L’assurée ne sait pas pourquoi elle a noté 100 % dans le formulaire 531bis, peut-être une mauvaise compréhension du document ? Toutefois, elle explique qu’avant la naissance des enfants et en étant en Suisse, elle aurait cherché un 100 % et qu’elle aurait augmenté son taux de travail en fonction de l’âge des enfants, avec une reprise à 100 % après la scolarité obligatoire.
L’assurée est très claire sur le fait que depuis la naissance des enfants, elle n’aurait pas travaillé à 100 % mais à 60 % afin de permettre des extras à la famille et d’être indépendante financièrement. Lors de l’entretien, elle confirme le statut à 60 % active en bonne santé et une éventuelle augmentation du taux en 2020.
L’enquêtrice a retenu un taux d’invalidité de 14.3 % pour la part ménagère.
Par projet de décision du 17 janvier 2020, l’OAI a nié que l’assurée avait le droit à une rente d’invalidité, retenant que son taux d’invalidité s’élevait respectivement à 15.85 % jusqu’au 31 décembre 2017, en application de l’ancienne méthode d’évaluation de l’invalidité des personnes ayant un statut mixte (partiellement actives et partiellement ménagères) et à 36.92 % depuis le 1er janvier 2018, compte tenu de l’entrée en vigueur de l’art. 27bis RAI, modifiant cette méthode.

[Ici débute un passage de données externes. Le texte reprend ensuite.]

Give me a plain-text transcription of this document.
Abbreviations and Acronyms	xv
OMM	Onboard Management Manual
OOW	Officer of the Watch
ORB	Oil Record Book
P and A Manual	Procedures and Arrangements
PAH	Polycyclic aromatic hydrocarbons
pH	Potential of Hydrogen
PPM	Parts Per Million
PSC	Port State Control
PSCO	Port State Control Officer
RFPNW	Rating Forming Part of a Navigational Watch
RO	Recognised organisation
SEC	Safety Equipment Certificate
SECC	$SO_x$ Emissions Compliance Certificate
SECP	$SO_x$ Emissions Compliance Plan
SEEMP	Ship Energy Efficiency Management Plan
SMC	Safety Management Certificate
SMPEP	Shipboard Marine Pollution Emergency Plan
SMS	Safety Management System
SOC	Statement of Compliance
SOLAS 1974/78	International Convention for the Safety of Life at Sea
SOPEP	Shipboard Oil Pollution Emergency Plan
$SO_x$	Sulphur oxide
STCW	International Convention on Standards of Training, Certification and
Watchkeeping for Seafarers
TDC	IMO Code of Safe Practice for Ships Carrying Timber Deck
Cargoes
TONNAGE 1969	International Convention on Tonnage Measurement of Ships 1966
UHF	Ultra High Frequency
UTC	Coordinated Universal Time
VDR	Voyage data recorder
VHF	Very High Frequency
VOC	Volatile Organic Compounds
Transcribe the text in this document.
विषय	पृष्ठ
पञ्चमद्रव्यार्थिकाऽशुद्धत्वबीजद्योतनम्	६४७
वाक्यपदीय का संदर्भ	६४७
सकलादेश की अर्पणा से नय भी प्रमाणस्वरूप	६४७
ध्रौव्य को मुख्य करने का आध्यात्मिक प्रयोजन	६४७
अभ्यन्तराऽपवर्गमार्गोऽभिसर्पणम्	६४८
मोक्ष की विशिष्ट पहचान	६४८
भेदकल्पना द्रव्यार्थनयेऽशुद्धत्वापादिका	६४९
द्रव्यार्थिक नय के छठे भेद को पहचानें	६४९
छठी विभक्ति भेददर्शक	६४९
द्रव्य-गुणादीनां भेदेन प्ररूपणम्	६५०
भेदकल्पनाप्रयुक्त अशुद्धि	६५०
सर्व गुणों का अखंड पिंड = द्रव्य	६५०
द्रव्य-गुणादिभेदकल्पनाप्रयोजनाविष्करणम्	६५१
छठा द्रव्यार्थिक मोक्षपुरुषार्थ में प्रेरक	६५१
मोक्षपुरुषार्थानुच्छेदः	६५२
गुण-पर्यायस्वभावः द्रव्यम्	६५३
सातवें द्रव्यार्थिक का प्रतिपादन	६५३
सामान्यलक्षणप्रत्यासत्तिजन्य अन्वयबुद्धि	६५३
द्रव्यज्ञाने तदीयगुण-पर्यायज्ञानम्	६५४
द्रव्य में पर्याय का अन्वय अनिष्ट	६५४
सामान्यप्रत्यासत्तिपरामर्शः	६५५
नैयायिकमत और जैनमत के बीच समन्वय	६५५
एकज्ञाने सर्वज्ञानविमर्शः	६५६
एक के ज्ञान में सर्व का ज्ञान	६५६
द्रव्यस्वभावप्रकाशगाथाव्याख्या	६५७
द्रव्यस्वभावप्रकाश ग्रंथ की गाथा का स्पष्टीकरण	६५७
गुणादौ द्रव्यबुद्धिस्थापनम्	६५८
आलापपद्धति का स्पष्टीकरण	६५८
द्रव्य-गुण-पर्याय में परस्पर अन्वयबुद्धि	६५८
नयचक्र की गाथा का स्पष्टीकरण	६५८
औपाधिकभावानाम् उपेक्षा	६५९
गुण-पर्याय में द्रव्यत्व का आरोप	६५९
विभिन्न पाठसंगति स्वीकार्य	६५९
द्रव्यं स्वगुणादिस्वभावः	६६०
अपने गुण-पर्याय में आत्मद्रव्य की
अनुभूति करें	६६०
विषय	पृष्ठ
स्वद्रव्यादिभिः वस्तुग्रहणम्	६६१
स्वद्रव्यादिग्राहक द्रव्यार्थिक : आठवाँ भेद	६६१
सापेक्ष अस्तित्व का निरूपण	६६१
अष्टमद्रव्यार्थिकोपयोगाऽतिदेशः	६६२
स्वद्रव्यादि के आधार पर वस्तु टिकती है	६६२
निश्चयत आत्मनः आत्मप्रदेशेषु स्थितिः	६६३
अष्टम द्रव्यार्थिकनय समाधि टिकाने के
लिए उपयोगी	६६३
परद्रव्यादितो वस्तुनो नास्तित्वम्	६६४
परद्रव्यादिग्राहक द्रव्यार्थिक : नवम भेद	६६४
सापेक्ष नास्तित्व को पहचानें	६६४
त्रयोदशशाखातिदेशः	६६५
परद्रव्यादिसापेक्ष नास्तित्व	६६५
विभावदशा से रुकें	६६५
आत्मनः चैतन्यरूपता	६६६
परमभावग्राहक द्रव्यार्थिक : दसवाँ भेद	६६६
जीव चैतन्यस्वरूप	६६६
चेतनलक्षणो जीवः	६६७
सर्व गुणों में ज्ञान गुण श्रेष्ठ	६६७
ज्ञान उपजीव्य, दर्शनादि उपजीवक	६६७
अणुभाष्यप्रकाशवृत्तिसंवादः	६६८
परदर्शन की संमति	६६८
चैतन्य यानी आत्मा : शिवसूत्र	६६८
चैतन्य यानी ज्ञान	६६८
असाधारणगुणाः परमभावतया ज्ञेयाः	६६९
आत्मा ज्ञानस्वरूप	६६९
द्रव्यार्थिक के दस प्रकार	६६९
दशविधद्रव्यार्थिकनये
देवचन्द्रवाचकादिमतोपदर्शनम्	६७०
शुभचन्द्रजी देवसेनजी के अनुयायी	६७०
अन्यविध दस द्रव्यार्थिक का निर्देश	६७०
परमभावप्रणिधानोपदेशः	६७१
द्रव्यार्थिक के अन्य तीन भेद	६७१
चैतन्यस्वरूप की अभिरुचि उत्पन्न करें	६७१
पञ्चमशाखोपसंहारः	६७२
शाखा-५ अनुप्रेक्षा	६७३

L’assurée, désormais représentée par une avocate, Me Jeanne-Marie Monney, a formulé des objections à l’encontre de ce projet de décision les 12 février et 5 mars 2020, concluant principalement à ce qu’une rente entière d’invalidité lui soit octroyée dès le 1er avril 2016 et, subsidiairement, à l’annulation du projet et à la mise en œuvre d’une nouvelle enquête économique sur le ménage puis un nouveau projet de décision. Elle a contesté le statut retenu lors de l’enquête ménagère, invoquant que sans atteinte à la santé, elle aurait travaillé à 100 %. Elle a également critiqué les taux d’empêchements ménagers retenus, les estimant trop faibles, ainsi que la capacité de travail et le revenu d’invalide fixés par l’OAI, les estimant trop élevés. A l’appui de sa contestation, elle a notamment produit un rapport du 12 mai 2020 de la psychologue L.________ à l’avocate de l’assurée, dans lequel elle a indiqué que l’assurée l’avait consultée en novembre 2019. L’assurée était alors très vulnérable au plan émotionnel en raison notamment de son état de santé et de la séparation. La psychologue indiquait que le trouble dépressif était toujours présent. Elle relevait également qu’en janvier 2020, peu de temps avant l’enquête ménagère, l’assurée se trouvait dans un état de grande fatigue émotionnelle et était épuisée par un état dépressif.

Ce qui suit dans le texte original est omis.